Wednesday 28 November 2012

Book Review: The Roswell Conspiracy by Boyd Morrison

Review copy from Netgalley
The Roswell Conspiracy
by Boyd Morrison
Thriller
Little Brown UK
5 Stars

Blurb:

After the 1908 Tunguska blast levels a Siberian forest the size of London, a Russian scientist makes an amazing discovery amongst the debris.


In 1947, ten-year-old Fay Allen of Roswell, New Mexico, witnesses the fiery crash of an extraordinary craft unlike anything she's ever seen.

More than sixty years later, former Army combat engineer Tyler Locke rescues Fay from gunmen who are after a piece of wreckage she claims is from the Roswell incident. Incredulous of her tale, Tyler believes the attack on Fay is nothing more than a burglary gone wrong. But when he finds himself locked in the back of a truck carrying a hundred tons of explosives and heading for a top secret American base, Tyler knows that he has stumbled onto the opening gambit of something more sinister than he ever imagined.

Because disgraced Russian spy Vladimir Colchev is after an Air Force prototype code-named Killswitch, an electromagnetic pulse weapon of unprecedented power. Although Tyler is able to avert catastrophe at the US facility, Colchev gets away with the bomb and plans to turn it on America itself. To complete his mission, he needs only one other key component, a mysterious object recovered from the Roswell crash.

In a desperate race against time, Tyler must unmask a conspiracy a century in the making to rescue the United States from electronic Armageddon.

Review:

Having watched The X-Files and Roswell for many a year, how could I pass up the opportunity to read a book entitled The Roswell Conspiracy? I picked the book because of the title, but then to add icing on the cake, some of the opening chapters take place in and around Queenstown, New Zealand. This is one of my favourite places in the world and I was even more hooked. I felt like I was back there, the author described everything so well.

This book has an unusual publishing history, in that it is the third of a series but the US publisher of the first two didn't want it. The author did get a publishing deal in the UK, but not in the US, so it's a book that's both self-published and traditionally published at the same time.

It's a fantastic book and the US publisher has missed out here. Unlike with a lot of thriller/conspiracy novels the characters are well drawn with great depth, even the 'bad guys'. I adored Fay, the feisty grandmother who is determined to go along on the adventures and discoveries. The plot can be a little bit far-fetched and convoluted at times, but I was having so much fun reading it that it wasn't a bother. You can suspend your disbelief for the time it takes to read.
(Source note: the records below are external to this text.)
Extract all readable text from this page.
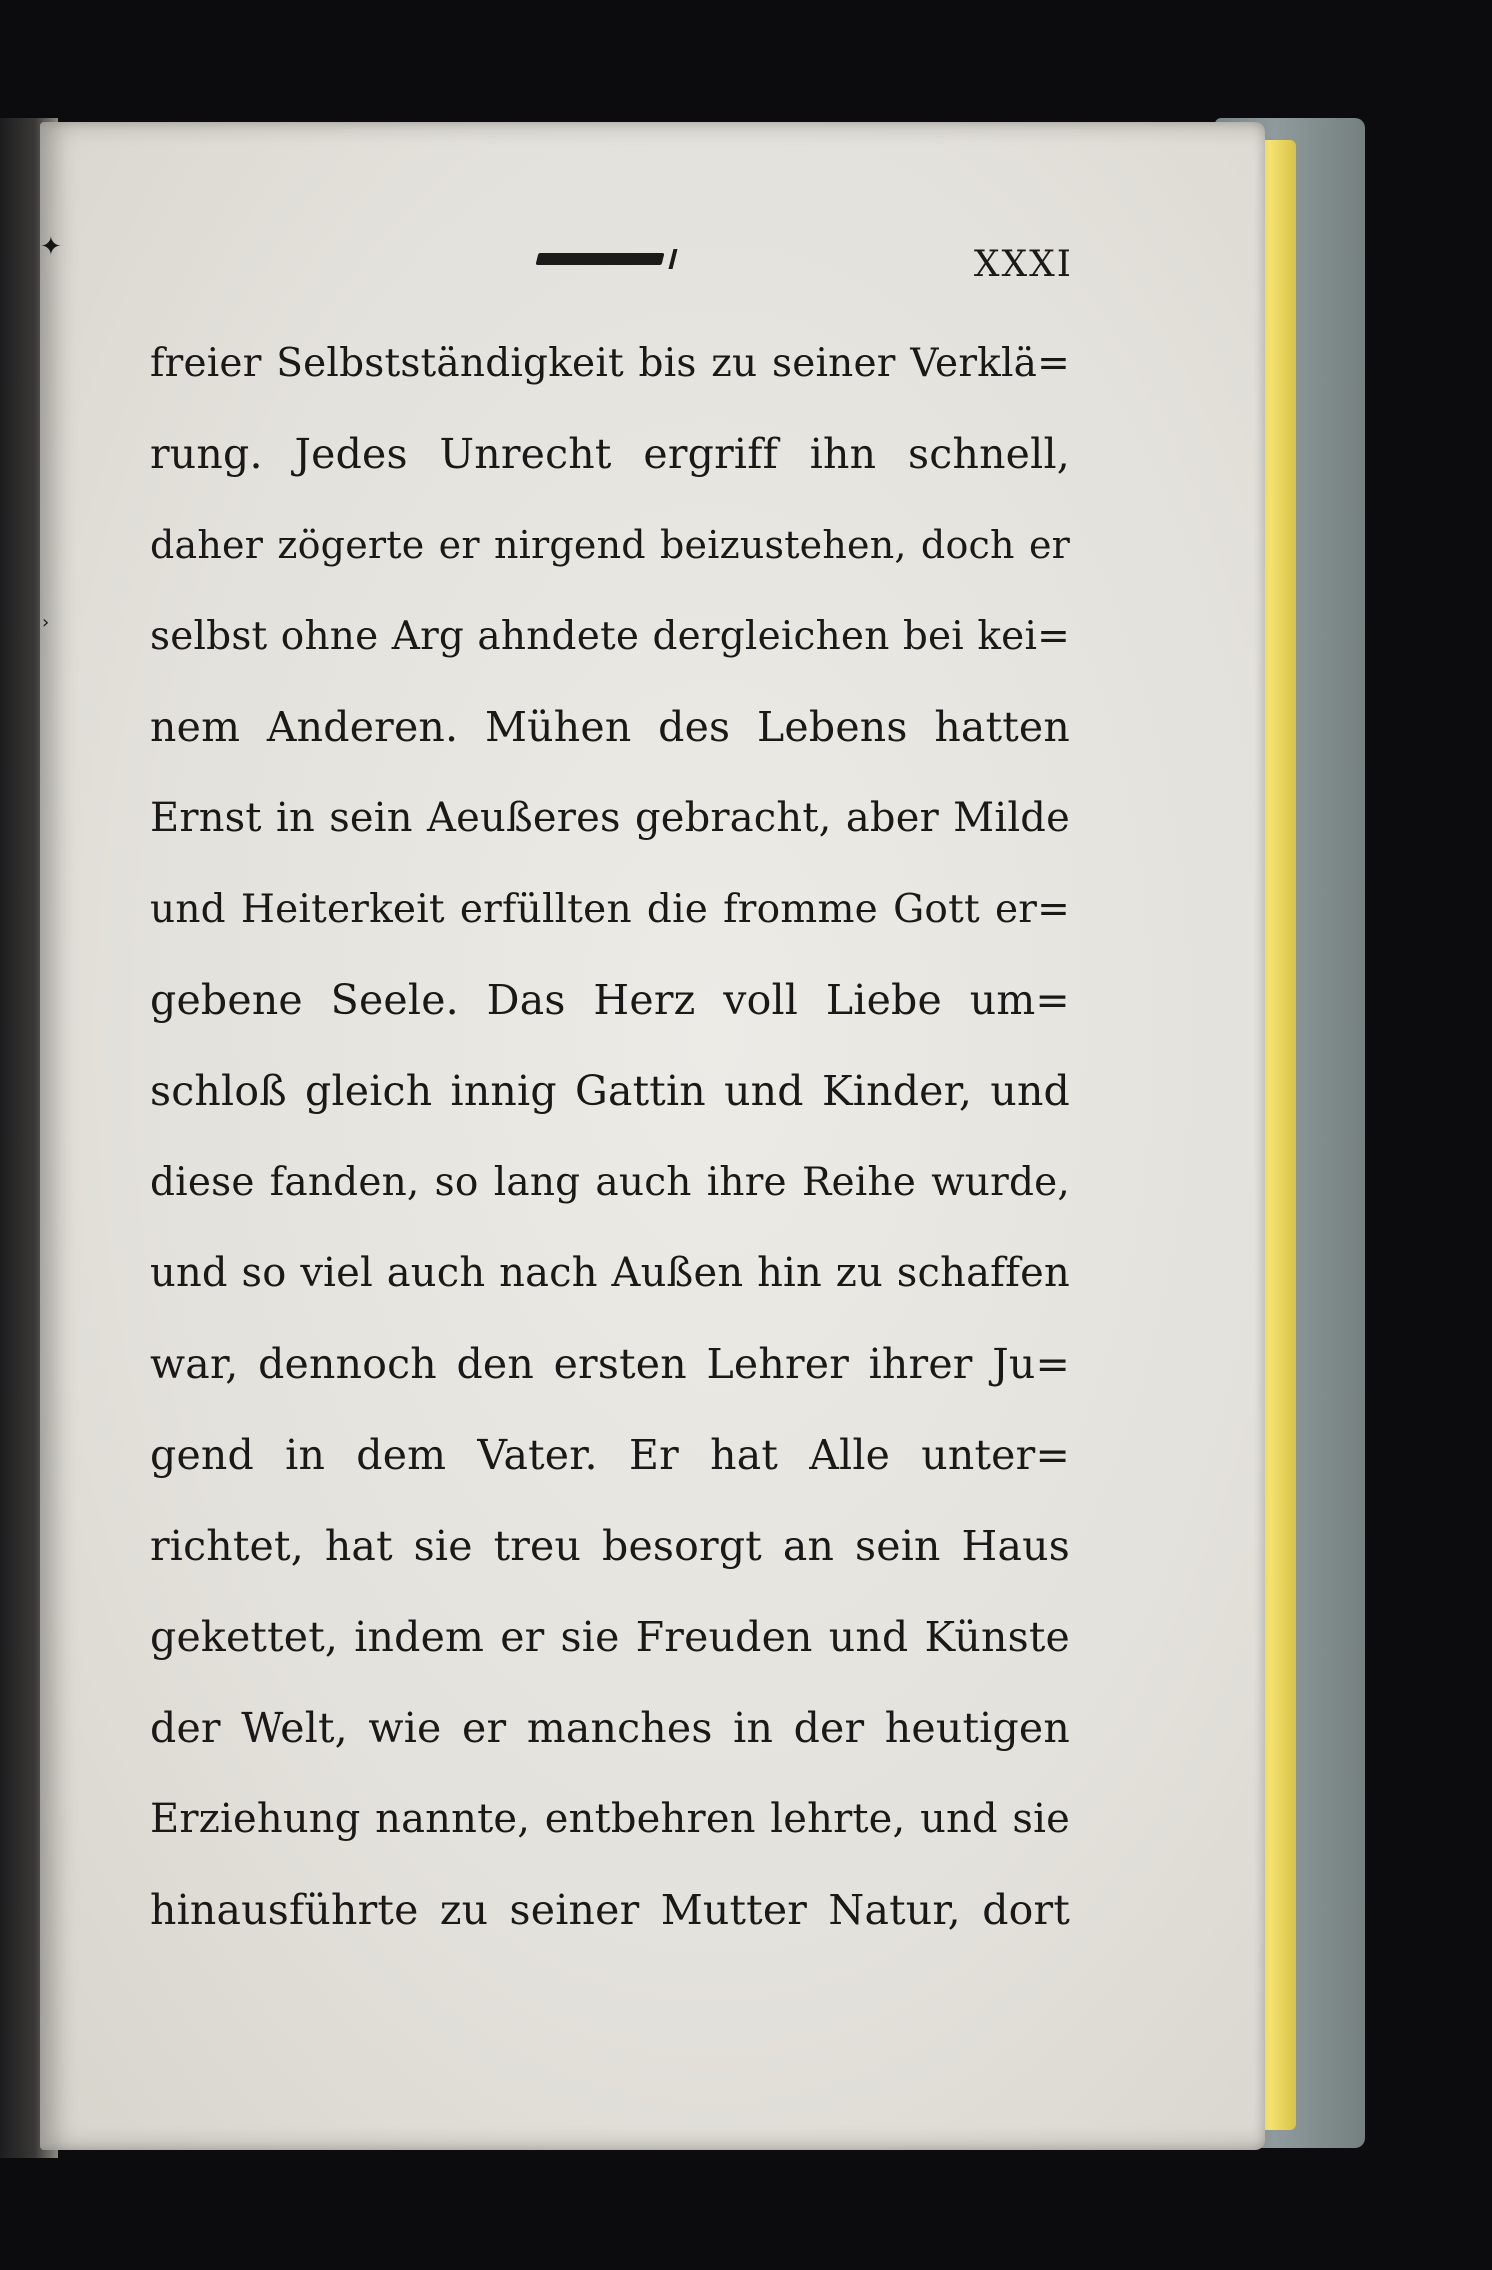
✦
›
XXXI
freier Selbstständigkeit bis zu seiner Verklä=
rung. Jedes Unrecht ergriff ihn schnell,
daher zögerte er nirgend beizustehen, doch er
selbst ohne Arg ahndete dergleichen bei kei=
nem Anderen. Mühen des Lebens hatten
Ernst in sein Aeußeres gebracht, aber Milde
und Heiterkeit erfüllten die fromme Gott er=
gebene Seele. Das Herz voll Liebe um=
schloß gleich innig Gattin und Kinder, und
diese fanden, so lang auch ihre Reihe wurde,
und so viel auch nach Außen hin zu schaffen
war, dennoch den ersten Lehrer ihrer Ju=
gend in dem Vater. Er hat Alle unter=
richtet, hat sie treu besorgt an sein Haus
gekettet, indem er sie Freuden und Künste
der Welt, wie er manches in der heutigen
Erziehung nannte, entbehren lehrte, und sie
hinausführte zu seiner Mutter Natur, dort
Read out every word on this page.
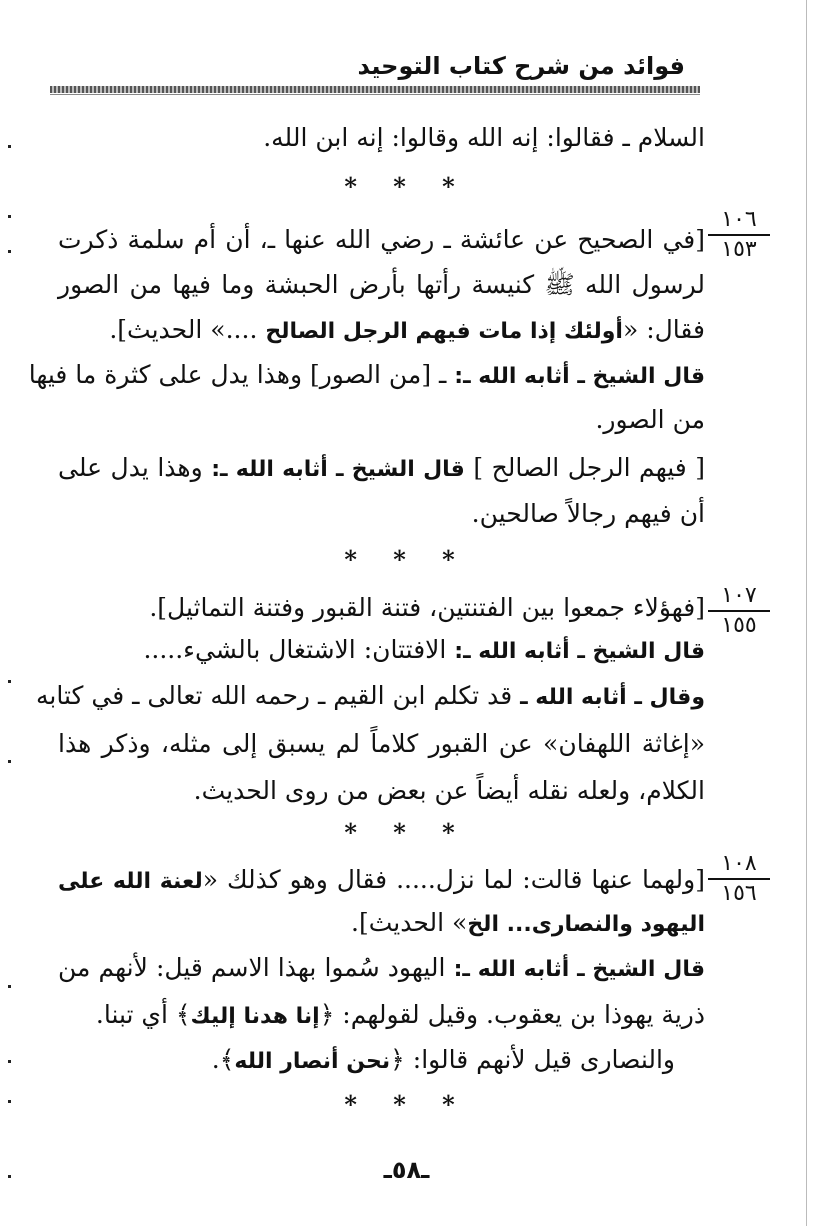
فوائد من شرح كتاب التوحيد
السلام ـ فقالوا: إنه الله وقالوا: إنه ابن الله.
* * *
١٠٦
١٥٣
[في الصحيح عن عائشة ـ رضي الله عنها ـ، أن أم سلمة ذكرت
لرسول الله ﷺ كنيسة رأتها بأرض الحبشة وما فيها من الصور
فقال: «أولئك إذا مات فيهم الرجل الصالح ....» الحديث].
قال الشيخ ـ أثابه الله ـ: ـ [من الصور] وهذا يدل على كثرة ما فيها
من الصور.
[ فيهم الرجل الصالح ] قال الشيخ ـ أثابه الله ـ: وهذا يدل على
أن فيهم رجالاً صالحين.
* * *
١٠٧
١٥٥
[فهؤلاء جمعوا بين الفتنتين، فتنة القبور وفتنة التماثيل].
قال الشيخ ـ أثابه الله ـ: الافتتان: الاشتغال بالشيء.....
وقال ـ أثابه الله ـ قد تكلم ابن القيم ـ رحمه الله تعالى ـ في كتابه
«إغاثة اللهفان» عن القبور كلاماً لم يسبق إلى مثله، وذكر هذا
الكلام، ولعله نقله أيضاً عن بعض من روى الحديث.
* * *
١٠٨
١٥٦
[ولهما عنها قالت: لما نزل..... فقال وهو كذلك «لعنة الله على
اليهود والنصارى... الخ» الحديث].
قال الشيخ ـ أثابه الله ـ: اليهود سُموا بهذا الاسم قيل: لأنهم من
ذرية يهوذا بن يعقوب. وقيل لقولهم: ﴿إنا هدنا إليك﴾ أي تبنا.
والنصارى قيل لأنهم قالوا: ﴿نحن أنصار الله﴾.
* * *
ـ٥٨ـ
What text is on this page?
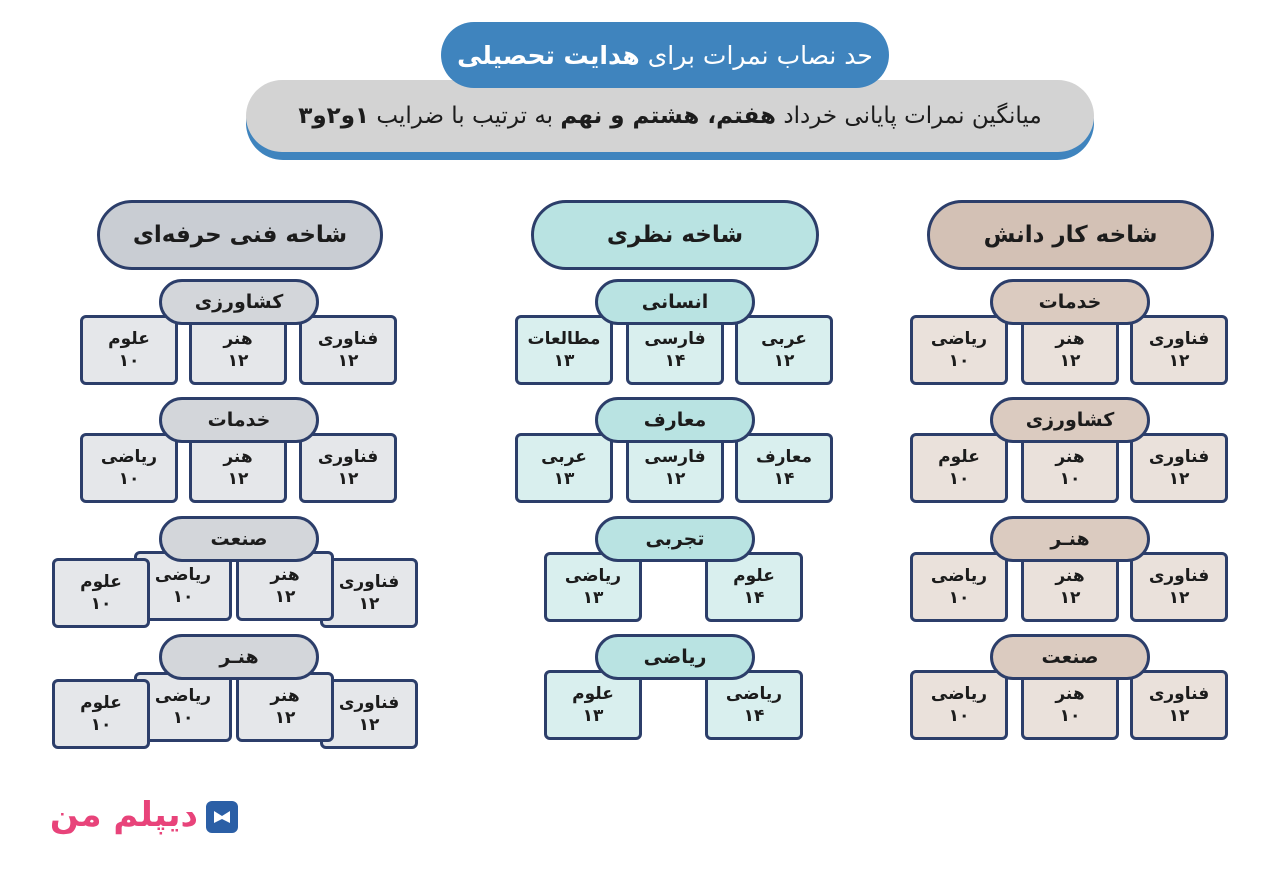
حد نصاب نمرات برای

هدایت تحصیلی
میانگین نمرات پایانی خرداد

هفتم، هشتم و نهم

به ترتیب با ضرایب

۱و۲و۳
شاخه فنی حرفه‌ای
کشاورزی
فناوری
۱۲
هنر
۱۲
علوم
۱۰
خدمات
فناوری
۱۲
هنر
۱۲
ریاضی
۱۰
صنعت
فناوری
۱۲
هنر
۱۲
ریاضی
۱۰
علوم
۱۰
هنـر
فناوری
۱۲
هنر
۱۲
ریاضی
۱۰
علوم
۱۰
شاخه نظری
انسانی
عربی
۱۲
فارسی
۱۴
مطالعات
۱۳
معارف
معارف
۱۴
فارسی
۱۲
عربی
۱۳
تجربی
علوم
۱۴
ریاضی
۱۳
ریاضی
ریاضی
۱۴
علوم
۱۳
شاخه کار دانش
خدمات
فناوری
۱۲
هنر
۱۲
ریاضی
۱۰
کشاورزی
فناوری
۱۲
هنر
۱۰
علوم
۱۰
هنـر
فناوری
۱۲
هنر
۱۲
ریاضی
۱۰
صنعت
فناوری
۱۲
هنر
۱۰
ریاضی
۱۰
دیپلم من
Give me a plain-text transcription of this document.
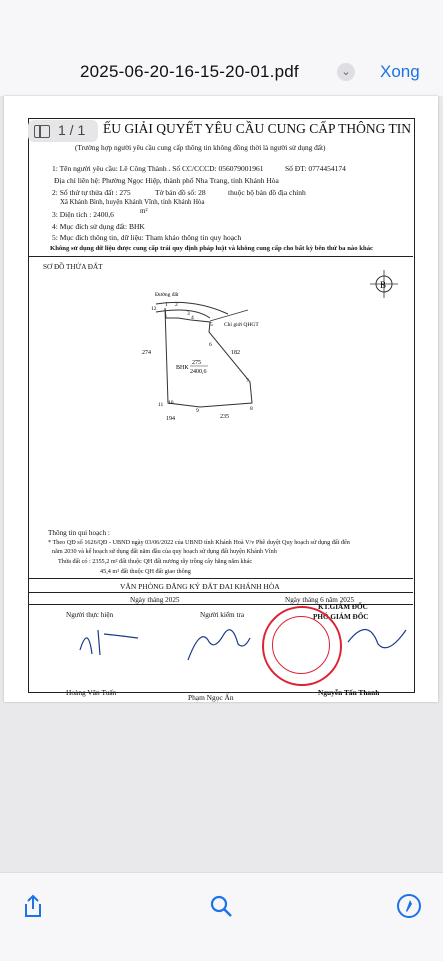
2025-06-20-16-15-20-01.pdf	⌄ Xong
1 / 1 ẾU GIẢI QUYẾT YÊU CẦU CUNG CẤP THÔNG TIN
(Trường hợp người yêu cầu cung cấp thông tin không đồng thời là người sử dụng đất)
1: Tên người yêu cầu: Lê Công Thành . Số CC/CCCD: 056079001961	Số ĐT: 0774454174
Địa chỉ liên hệ: Phường Ngọc Hiệp, thành phố Nha Trang, tỉnh Khánh Hòa
2: Số thứ tự thửa đất : 275	Tờ bản đồ số: 28	thuộc bộ bản đồ địa chính
Xã Khánh Bình, huyện Khánh Vĩnh, tỉnh Khánh Hòa
3: Diện tích : 2400,6	m²
4: Mục đích sử dụng đất: BHK
5: Mục đích thông tin, dữ liệu: Tham khảo thông tin quy hoạch
Không sử dụng dữ liệu được cung cấp trái quy định pháp luật và không cung cấp cho bất kỳ bên thứ ba nào khác
SƠ ĐỒ THỬA ĐẤT
B
Đường đất
Chỉ giới QHGT
BHK
275
2400,6
274	182
194	235
12
1 2
3
4
5
6
7
8
9
10
11
Thông tin qui hoạch :
* Theo QĐ số 1626/QĐ - UBND ngày 03/06/2022 của UBND tỉnh Khánh Hoà V/v Phê duyệt Quy hoạch sử dụng đất đến
năm 2030 và kế hoạch sử dụng đất năm đầu của quy hoạch sử dụng đất huyện Khánh Vĩnh
Thửa đất có : 2355,2 m² đất thuộc QH đất nương rẫy trồng cây hằng năm khác
45,4 m² đất thuộc QH đất giao thông
VĂN PHÒNG ĐĂNG KÝ ĐẤT ĐAI KHÁNH HÒA
Ngày tháng 2025	Ngày tháng 6 năm 2025
Người thực hiện	Người kiểm tra
KT.GIÁM ĐỐC
PHÓ GIÁM ĐỐC
Hoàng Văn Tuấn
Phạm Ngọc Ấn
Nguyễn Tấn Thanh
Mr. Morrison has written a fast-paced page-turner of a book which takes the reader on an adventure from Australia, New Zealand, the US, Russia and Easter Island to name a few. So you think you know what happened in Roswell in 1947? Think again. The author has taken a well known story but given it an entirely different spin, but I won't give it away.

You don't just feel you've read the book, you feel you've been there with the characters. It's was wonderful, a real joy to read and I was sorry to finish it. I'll definitely be looking out the first two now.